The “long pole in the tent” on the technical side is standardizing the physical layer of the technology -- essentially the part that delivers the video from the TV tower to the mobile receiver. So work on the physical layer will be “priority number one,” Aitken said. “It’s not that the management or presentation layers are less important,” he said, just that they may be simpler. Work on those layers will be done at the same time, he said.

Meeting the goal of a final standard by February 2009, the date for the analog TV cutoff, won’t be easy, everyone acknowledges. Completing the HDTV standard took nearly a decade, and the work on E-VSB, a much less important technology, took four years. ATSC has probably never worked on a standard as complex as this as fast as it plans to now, Aitken acknowledged. “But what alternative do we have? If we took four years on this, by then we would probably be over-run by savages.”

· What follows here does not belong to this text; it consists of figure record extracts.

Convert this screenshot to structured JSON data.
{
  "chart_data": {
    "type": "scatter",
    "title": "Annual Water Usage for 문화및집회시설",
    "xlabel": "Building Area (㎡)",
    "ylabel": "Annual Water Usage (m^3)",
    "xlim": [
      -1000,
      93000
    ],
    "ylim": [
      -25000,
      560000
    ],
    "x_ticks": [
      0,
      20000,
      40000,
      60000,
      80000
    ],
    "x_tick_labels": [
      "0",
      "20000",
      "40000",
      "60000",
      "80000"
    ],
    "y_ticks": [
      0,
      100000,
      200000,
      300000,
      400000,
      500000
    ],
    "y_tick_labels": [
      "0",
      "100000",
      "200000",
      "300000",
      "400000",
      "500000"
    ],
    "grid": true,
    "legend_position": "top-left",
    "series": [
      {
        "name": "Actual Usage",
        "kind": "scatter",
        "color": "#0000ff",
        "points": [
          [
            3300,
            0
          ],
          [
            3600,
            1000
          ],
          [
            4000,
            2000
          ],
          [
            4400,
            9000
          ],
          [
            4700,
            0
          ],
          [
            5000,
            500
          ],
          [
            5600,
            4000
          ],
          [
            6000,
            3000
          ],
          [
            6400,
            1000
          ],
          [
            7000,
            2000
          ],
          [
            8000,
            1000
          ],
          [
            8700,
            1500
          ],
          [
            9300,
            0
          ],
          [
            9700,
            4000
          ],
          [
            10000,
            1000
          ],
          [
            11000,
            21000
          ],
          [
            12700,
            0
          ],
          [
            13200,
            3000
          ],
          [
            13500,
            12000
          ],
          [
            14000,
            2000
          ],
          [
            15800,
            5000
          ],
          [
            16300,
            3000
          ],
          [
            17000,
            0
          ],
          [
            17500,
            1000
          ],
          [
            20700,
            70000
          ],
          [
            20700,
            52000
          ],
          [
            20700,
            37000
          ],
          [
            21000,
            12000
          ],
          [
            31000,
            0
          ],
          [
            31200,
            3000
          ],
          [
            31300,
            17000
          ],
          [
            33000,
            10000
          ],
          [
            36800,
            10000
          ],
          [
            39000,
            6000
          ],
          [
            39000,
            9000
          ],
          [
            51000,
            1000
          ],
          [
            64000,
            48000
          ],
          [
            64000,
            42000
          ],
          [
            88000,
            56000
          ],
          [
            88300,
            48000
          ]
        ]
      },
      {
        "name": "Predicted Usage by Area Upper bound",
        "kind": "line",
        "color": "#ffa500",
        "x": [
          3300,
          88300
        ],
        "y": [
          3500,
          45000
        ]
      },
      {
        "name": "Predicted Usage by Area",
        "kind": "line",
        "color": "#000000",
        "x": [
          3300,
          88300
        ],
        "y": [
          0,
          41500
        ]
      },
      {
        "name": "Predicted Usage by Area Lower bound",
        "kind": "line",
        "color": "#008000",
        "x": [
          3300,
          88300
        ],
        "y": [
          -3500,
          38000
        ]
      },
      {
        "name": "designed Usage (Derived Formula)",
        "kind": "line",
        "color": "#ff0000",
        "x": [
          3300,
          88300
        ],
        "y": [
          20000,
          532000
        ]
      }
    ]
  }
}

It will be a “challenge” to meet the ambitious schedule, agreed ATSC Executive Director Mark Richer. He promised a “very methodical approach” to setting the standard but said that “as long as the broadcasters keep the pressure on, I think there is a good chance” the schedule can be met. The “good news,” he said, is that most of the technology doesn’t need to be invented. “This is not crazy,” Richer said. “It is doable.”

Attacking mobile DTV from multiple angles simultaneously can offer advantages, Aitken said. For example, if those working on the business model draw some lessons before the standard is set, those lessons can influence standard choices. And documenting the standard while it’s being developed could help uncover any problems. “You learn a lot of things in the process of documenting,” he said.